The production of electricity from coal, oil, gas, and biomass is an inefficient process. While some modern combustion plants can achieve 60% energy con- version efficiency, most operate closer to 30%, and smaller or older units may reach only 20%. The United States, which has a typical developed-world mix of fossil fuel–based combustion plants, achieves an average power plant efficiency of 33%, a level that has barely shifted for the past 30 years. Other countries would probably struggle to reach even this level of efficiency.

Put another way, between 40% and more than 80% of all the energy released during combustion in power plants is wasted. The wasted energy emerges as heat that is dumped in one way or another. Sometimes it ends up in cooling water that has passed through a power plant and then returned to a river or the sea, but most often it is dissipated into the atmosphere through some form of air–heat exchanger. This heat can be considered a form of pollution.
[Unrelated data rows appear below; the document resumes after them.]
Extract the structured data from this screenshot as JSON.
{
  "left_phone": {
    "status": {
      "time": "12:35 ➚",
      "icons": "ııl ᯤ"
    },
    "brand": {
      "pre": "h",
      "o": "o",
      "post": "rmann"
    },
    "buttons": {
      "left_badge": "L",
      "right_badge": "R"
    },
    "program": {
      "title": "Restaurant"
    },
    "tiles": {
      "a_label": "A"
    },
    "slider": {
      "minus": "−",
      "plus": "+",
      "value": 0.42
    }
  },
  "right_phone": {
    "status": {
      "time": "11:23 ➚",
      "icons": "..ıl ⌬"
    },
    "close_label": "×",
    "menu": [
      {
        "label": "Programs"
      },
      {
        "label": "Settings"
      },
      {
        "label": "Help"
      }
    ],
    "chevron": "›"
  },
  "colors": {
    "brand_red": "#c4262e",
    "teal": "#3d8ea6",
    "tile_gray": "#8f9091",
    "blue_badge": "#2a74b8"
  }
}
Efficiency improvements can clearly curtail a part of this loss. But even with the most efficient energy conversion system, some loss of energy is inevitable. Neither thermodynamic nor electrochemical energy conversion processes can operate even theoretically anywhere near 100% efficiency and practical conversion efficiencies are always below the theoretical limit. So while technological advances may improve conversion efficiencies, a considerable amount of energy will always be wasted.
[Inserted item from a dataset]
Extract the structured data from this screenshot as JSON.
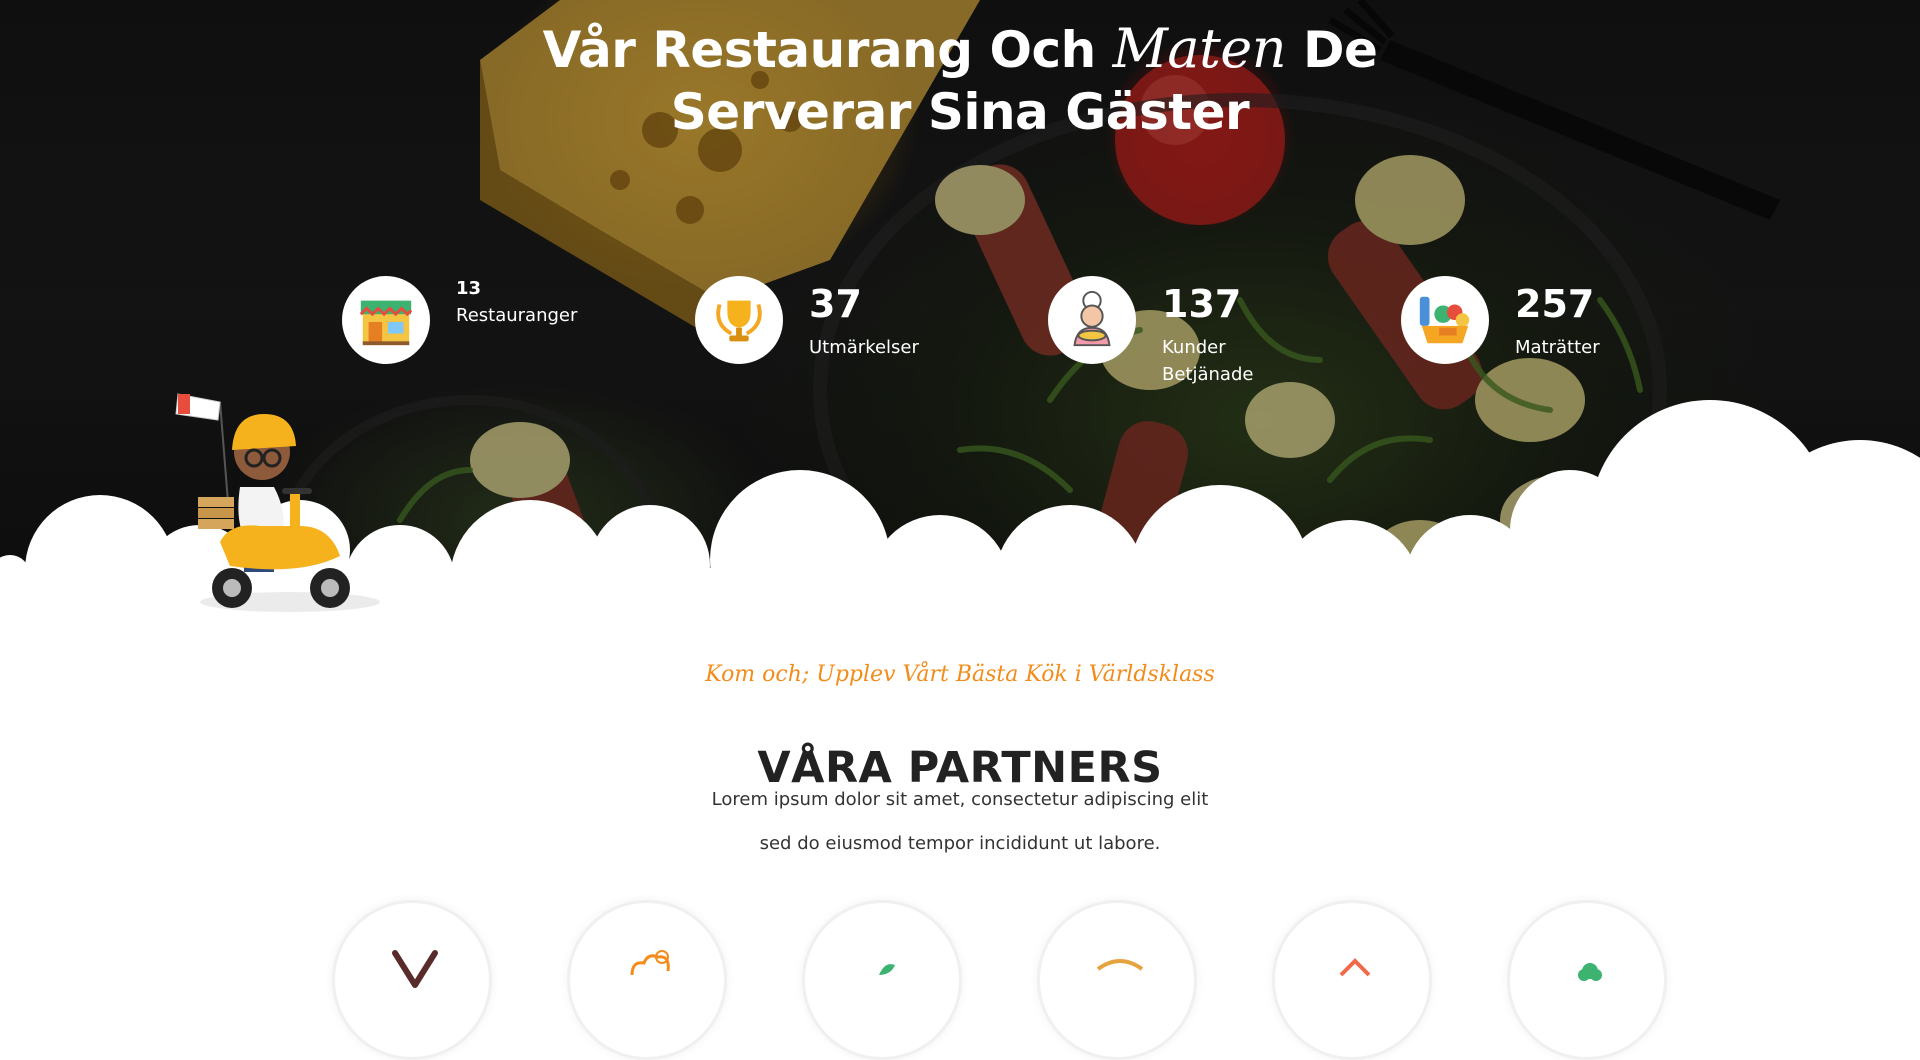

While this energy cannot be utilized to generate electricity, it can still be employed. Low-grade heat can be used to produce hot water or for space heating,1 while higher-grade heat will generate steam that can be exploited by some industrial processes. In this way the waste heat from power generation can replace heat or steam produced from a high-value energy source such as gas, oil, or even electricity. This represents a significant improvement in overall energy efficiency.

Systems that utilize waste heat in this way are called combined heat and power (CHP) systems (the term cogeneration is often used too). Such systems can operate with an energy efficiency of up to 90% when heat usage is taken into account. This represents a major savings in fuel cost and in overall environmental degradation. Yet, while the benefits are widely recognized, the implementation of CHP remains low.
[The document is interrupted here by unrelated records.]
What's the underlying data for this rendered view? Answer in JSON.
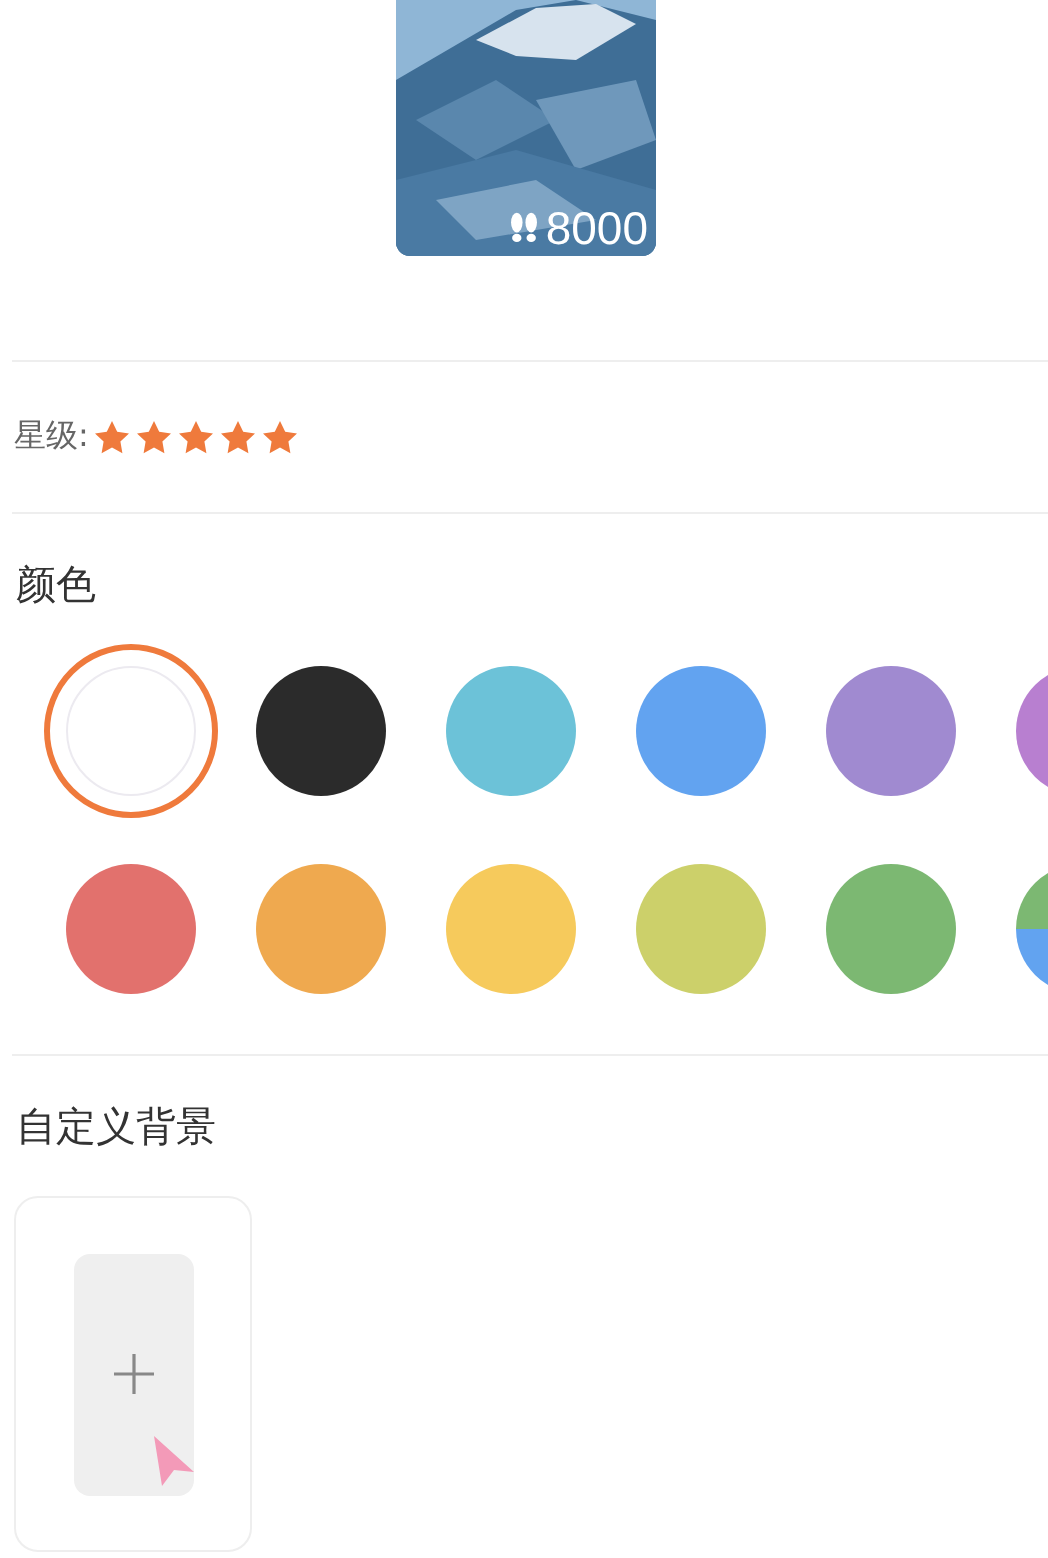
{
  "cover": {
    "kind": "picture",
    "steps": "8000"
  },
  "rating": {
    "label": "星级:",
    "stars": 5
  },
  "color_section": {
    "title": "颜色",
    "swatches": [
      {
        "kind": "solid",
        "color": "#ffffff",
        "selected": true
      },
      {
        "kind": "solid",
        "color": "#2b2b2b",
        "selected": false
      },
      {
        "kind": "solid",
        "color": "#6cc2d8",
        "selected": false
      },
      {
        "kind": "solid",
        "color": "#62a3f0",
        "selected": false
      },
      {
        "kind": "solid",
        "color": "#a08ad0",
        "selected": false
      },
      {
        "kind": "solid",
        "color": "#b87fd0",
        "selected": false
      },
      {
        "kind": "solid",
        "color": "#e2716d",
        "selected": false
      },
      {
        "kind": "solid",
        "color": "#efa94f",
        "selected": false
      },
      {
        "kind": "solid",
        "color": "#f6ca5c",
        "selected": false
      },
      {
        "kind": "solid",
        "color": "#ccd06a",
        "selected": false
      },
      {
        "kind": "solid",
        "color": "#7cb872",
        "selected": false
      },
      {
        "kind": "multi",
        "selected": false
      }
    ]
  },
  "custom_background": {
    "title": "自定义背景"
  }
}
Part of the problem lies in the historical and widespread preference for large central power stations to generate electricity. Large plants are efficient and they are normally built close to the main transmission system so that power can be delivered into the network easily. They may also be sited close to a source of fuel. This will often mean that they are far from consumers that can make use of their waste heat.

If central power plants are built in or near cities and towns then they can supply heat as well as power by using their waste heat in district heating sys- tems. Municipal utilities in some European and U.S. cities have in the past built power plants within cities they serve to exploit this market for heat and power, but it is not an approach that has been widely adopted and environmental considerations makes building large power plants in cities more difficult today. There are also many examples of power plants being built close to industrial centers such that they can provide high-grade steam for industrial use. In the main, however, large fossil fuel power plants simply waste a large part of the energy they release from the fuel.

At a smaller scale, the situation is slightly better. At the distributed generation level, in particular, where power is generated either for private use or to feed into the distribution level of a power supply network, it is much easier to find local sources of heat demand that can be met at the same time as power is generated. This means that there are greater opportunities to achieve higher energy efficiency.

In an energy-constrained and environmentally stressed world energy efficiency represents one of the best ways of cutting energy use and reducing atmospheric emissions. The German government has estimated that 50% of its electricity could be supplied through CHP systems. There are economic advantages too that make greater use of CHP an extremely attractive proposition. In spite of these arguments, growth in the use of CHP has been painfully slow and it remains a major challenge for the electricity industry to achieve higher energy efficiency through the use of CHP.